BMC Infect Dis 2016 Feb 16;16:81. Epub 2016 Feb 16.

Department of Infectious Diseases, Hvidovre, Copenhagen University Hospital, Copenhagen, Denmark.

Background: No Danish guidelines for screening of sexually transmitted infections (STIs) in women living with HIV (WLWH) exist, except for annual syphilis testing. Drug-drug interaction between hormonal contraceptives and some types of highly active antiretroviral therapy (HAART) occurs. We assessed prevalence of STIs, contraceptive choices and predictors of condom use in a cohort of WLWH in Denmark.

Methods: WLWH consecutively enrolled during their outpatient visits from 2011 to 2012. Gynaecological examination and an interview were performed at entry and 6-month follow-up. Inclusion criteria were HIV-1 infection and ≥ 18 years of age. Exclusion criteria were pregnancy, alcohol- or drug abuse impeding adherence to the protocol. At entry, participants were tested (and where appropriate, treated according to guidelines) for Chlamydia trachomatis, Neisseria gonorrhoeae, syphilis, and herpes simplex (HSV-1 and HSV-2). At follow-up, predictors of condom use were estimated in sexually active WLWH.

Results: In total, 334 of the 1,392 eligible WLWH in Denmark were included (median age and HIV duration: 42.5 and 11.3 years).

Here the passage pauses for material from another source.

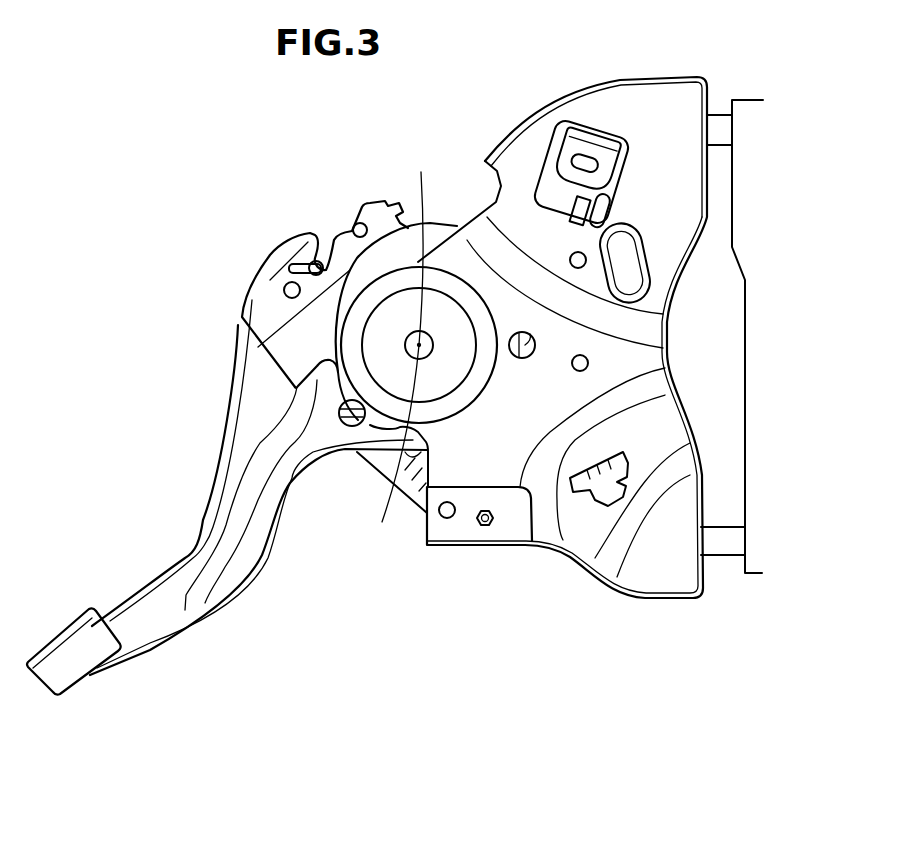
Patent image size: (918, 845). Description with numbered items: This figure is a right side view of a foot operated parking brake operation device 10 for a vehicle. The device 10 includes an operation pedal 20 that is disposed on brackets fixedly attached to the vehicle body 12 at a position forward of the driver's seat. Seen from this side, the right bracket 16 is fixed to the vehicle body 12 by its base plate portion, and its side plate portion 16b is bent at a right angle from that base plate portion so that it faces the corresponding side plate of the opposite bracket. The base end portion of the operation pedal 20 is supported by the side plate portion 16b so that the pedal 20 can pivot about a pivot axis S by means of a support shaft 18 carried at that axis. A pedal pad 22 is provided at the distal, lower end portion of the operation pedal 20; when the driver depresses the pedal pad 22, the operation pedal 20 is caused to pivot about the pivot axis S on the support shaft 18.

Chlamydia trachomatis was present in four individuals (1 %), and six (2 %) tested positive for HSV-2 by PCR. None were positive for Neisseria gonorrhoeae, HSV-1 or had active syphilis. At follow-up, 252 (76 %) participated; 168 (70 %) were sexually active. Contraceptives were used by 124 (75 %); condoms were preferred (62 %). Having an HIV-negative partner predicted condom use (adjusted OR 3.89 (95 %CI 1.49-10.11)). In the group of participants of reproductive age without pregnancy desires 13 % used no birth-control. Possible drug-drug interaction between hormonal contraceptives and HAART was found in 13/14 WLWH receiving both kinds of medication.

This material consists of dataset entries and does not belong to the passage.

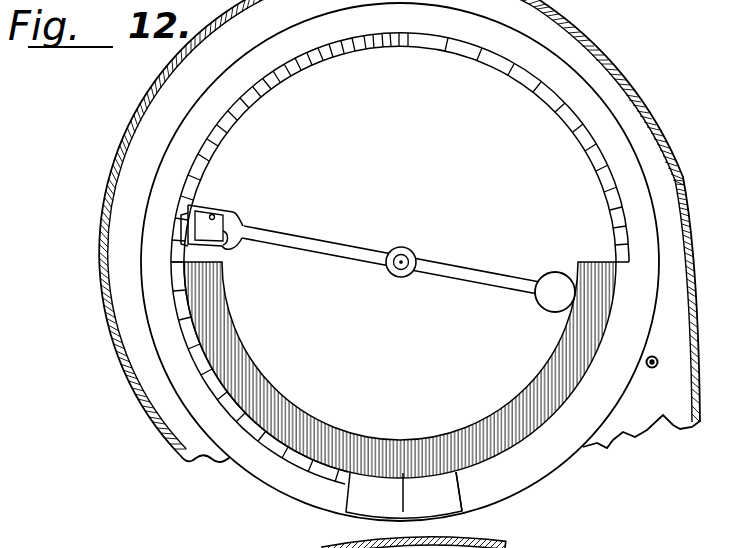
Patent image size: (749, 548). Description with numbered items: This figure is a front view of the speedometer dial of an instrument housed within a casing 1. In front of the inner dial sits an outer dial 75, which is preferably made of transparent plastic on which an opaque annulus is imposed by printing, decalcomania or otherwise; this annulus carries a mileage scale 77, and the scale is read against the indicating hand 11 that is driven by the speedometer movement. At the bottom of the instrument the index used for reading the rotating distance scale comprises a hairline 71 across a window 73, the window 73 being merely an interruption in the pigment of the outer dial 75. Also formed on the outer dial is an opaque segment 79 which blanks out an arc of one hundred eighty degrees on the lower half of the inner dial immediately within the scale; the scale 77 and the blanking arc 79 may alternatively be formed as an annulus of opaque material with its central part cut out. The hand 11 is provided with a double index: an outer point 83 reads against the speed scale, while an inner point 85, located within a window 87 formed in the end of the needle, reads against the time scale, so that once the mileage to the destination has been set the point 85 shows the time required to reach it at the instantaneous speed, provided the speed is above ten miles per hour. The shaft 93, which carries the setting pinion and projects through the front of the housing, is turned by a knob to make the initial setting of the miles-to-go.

The casing 1 is at (700, 293).
The indicating hand 11 is at (338, 247).
The hairline 71 is at (404, 498).
The window 73 is at (455, 489).
The outer dial 75 is at (645, 307).
The mileage scale 77 is at (187, 333).
The opaque segment 79 is at (399, 443).
The outer point 83 is at (181, 222).
The inner point 85 is at (227, 250).
The window 87 is at (212, 215).
The shaft 93 is at (655, 357).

Conclusion: The prevalence of STIs in WLWH in Denmark was low. The need for annual STI screening is questionable. Condoms were preferred contraceptives, especially in WLWH with an HIV-negative partner. In this cohort, 13 % of WLWH of reproductive age were at risk of unintended pregnancies due to lack of birth-control. Finally, in the subgroup of WLWH receiving both hormonal contraceptives and HAART possible drug-drug interactions could occur.